By Sabina Mollot
The traffic safety enhancement project along 20th Street, east of First Avenue, which has so far included creating two protected bike lanes on the north side of the street and moving a bus stop to an island outside the bike lanes, apparently isn’t making neighborhood residents feel any safer.
In fact, many residents have been complaining to Council Member Keith Powers that they’re now more afraid for their safety now that they have to cross the bike lanes to catch the bus. Additionally, at least 15 drivers have contacted Powers to say they’ve gotten tickets, usually for $115, for parking in spots that were legal up until very recently. A few people have also been towed at an additional pickup fee of up to $225.
The project, which began in October, was aimed at making the streets safer in anticipation of increased bike and pedestrian traffic to the Stuyvesant Cove ferry landing once the L train shutdown begins on April 27.
But from what Powers has been hearing, the general response has been that the work seemed unnecessary.
“I have heard from a lot of people who are concerned about the new configuration of 20th Street and of course I’ve seen it myself,” said Powers, who lives in Peter Cooper Village. “They’re concerned about crossing two bike lanes and limited options to turn vehicles or to get around vehicles in narrower streets.” In particular, he said he heard about drivers having to swerve to avoid double parked cars or cars making a drop-off.
Powers said he recently walked the work site, where, as Town & Village reported back in October, 12 parking spots have been lost, with representatives of the Department of Transportation. “We told them some of the changes would not be well-received by the community.”

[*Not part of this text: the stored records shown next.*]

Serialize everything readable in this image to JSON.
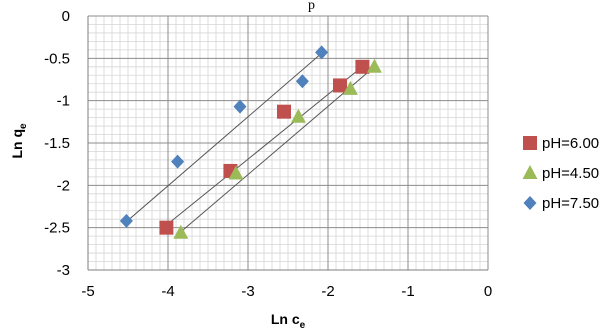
{
  "top_text": "p",
  "chart_data": {
    "type": "scatter",
    "title": "",
    "xlabel": "Ln c",
    "xlabel_sub": "e",
    "ylabel": "Ln q",
    "ylabel_sub": "e",
    "xlim": [
      -5,
      0
    ],
    "ylim": [
      -3,
      0
    ],
    "x_ticks": [
      -5,
      -4,
      -3,
      -2,
      -1,
      0
    ],
    "y_ticks": [
      0,
      -0.5,
      -1,
      -1.5,
      -2,
      -2.5,
      -3
    ],
    "x_tick_labels": [
      "-5",
      "-4",
      "-3",
      "-2",
      "-1",
      "0"
    ],
    "y_tick_labels": [
      "0",
      "-0.5",
      "-1",
      "-1.5",
      "-2",
      "-2.5",
      "-3"
    ],
    "minor_grid": true,
    "grid": true,
    "legend_position": "right",
    "series": [
      {
        "name": "pH=6.00",
        "marker": "square",
        "color": "#c0504d",
        "x": [
          -4.02,
          -3.22,
          -2.55,
          -1.85,
          -1.57
        ],
        "y": [
          -2.5,
          -1.83,
          -1.13,
          -0.82,
          -0.6
        ],
        "trendline": [
          [
            -4.02,
            -2.47
          ],
          [
            -1.52,
            -0.56
          ]
        ]
      },
      {
        "name": "pH=4.50",
        "marker": "triangle",
        "color": "#9bbb59",
        "x": [
          -3.84,
          -3.15,
          -2.37,
          -1.72,
          -1.42
        ],
        "y": [
          -2.56,
          -1.86,
          -1.19,
          -0.86,
          -0.6
        ],
        "trendline": [
          [
            -3.84,
            -2.55
          ],
          [
            -1.42,
            -0.6
          ]
        ]
      },
      {
        "name": "pH=7.50",
        "marker": "diamond",
        "color": "#4f81bd",
        "x": [
          -4.52,
          -3.88,
          -3.1,
          -2.32,
          -2.08
        ],
        "y": [
          -2.42,
          -1.72,
          -1.07,
          -0.77,
          -0.43
        ],
        "trendline": [
          [
            -4.52,
            -2.43
          ],
          [
            -2.08,
            -0.44
          ]
        ]
      }
    ]
  }
}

As for the people who’ve gotten parking tickets, usually they’re for parking in what used to be spots along the north side of 20th Street near the former Petite Abeille restaurant. However, Powers said he was able to get the DOT to draft a note explaining that that the spots people have been parking in when ticketed were recently legal, and those individuals have been using the note to successfully fight their tickets in court. However, Powers noted, the onus is still on tenants to fight the tickets if they continue to receive them, though he has been pushing to get neighbors a grace period.
“It doesn’t make any sense,” said Cheryl Gross, a resident of Stuyvesant Town, adding that she felt the DOT could have at least put a shelter on the new stop, since it can get very windy on the little island. “It’s completely different.”
As a driver, she also is concerned about the loss of free, local parking. “The Citi Bikes are taking up all the parking spots,” she said.
Her husband, Bill, who’s blind, has already made the trek across the bike lanes to the bus shelter a number of times on his commute to work, after having Cheryl and a friend give him an exploratory tour. So far, he describes the new stop as “a pain.”
“I’m concerned about bikes,” he said. “I have to wait for somebody to cross me, because I can’t hear the bikes, especially the e-bikes.”
Recently, a bus driver, upon seeing Bill, got out of the bus and guided him across the street to his building. But, he added, “That was above and beyond. I don’t expect anyone else to do that.” Bill agreed with his wife that a shelter at the bus stop would go a long way in terms of making the wait more pleasant in increasingly cold weather, and “it would make it easier to find.”
He added that he thought it was a hazard for others as well, even without a disability. “I don’t know anyone who thinks this is great.”
In response to the concerns, a spokesperson for the DOT reiterated to T&V that the new layout was designed with safety in mind.
“The street improvement project, including a two-way bike path on East 20th Street, creates a safe, accessible option for cyclists, pedestrians, and bus riders and will provide ancillary benefits during the L train closure,” the DOT said. “The design between First Avenue and Avenue C includes standard bus boarding islands along the route for M23 and M9 stops, as well as expanded pedestrian space and a shortened pedestrian crossing distances at Avenue C. At First Avenue, the project slightly enlarges the bus stop and implements an additional westbound right turn lane. The pedestrian crossing is improved by separating the east-west pedestrian and bicycle crossing phase from the westbound vehicular right turn phase.”
The agency also said the reconfigured street was designed with the visually impaired in mind.
“In keeping with citywide standards, the design includes detectable warning strips located on both the pedestrian ramps from the sidewalk, and the ramps onto the bus boarding islands are designed to alert visually impaired pedestrians that they are entering or exiting the pedestrian space. The bike path also narrows behind the bus boarding islands, encouraging cyclists to slow down.”
The DOT added that more signage and markings will be installed along the street and that the agency would “continue to monitor the location.”
Along with the bus boarding island and protected bike lanes, the project also includes a curb extension and a pedestrian island at Avenue C to shorten crossing distances, upgraded pedestrian ramps on Avenue C and 18th Street and updated traffic signal timing on First Avenue and 20th Street.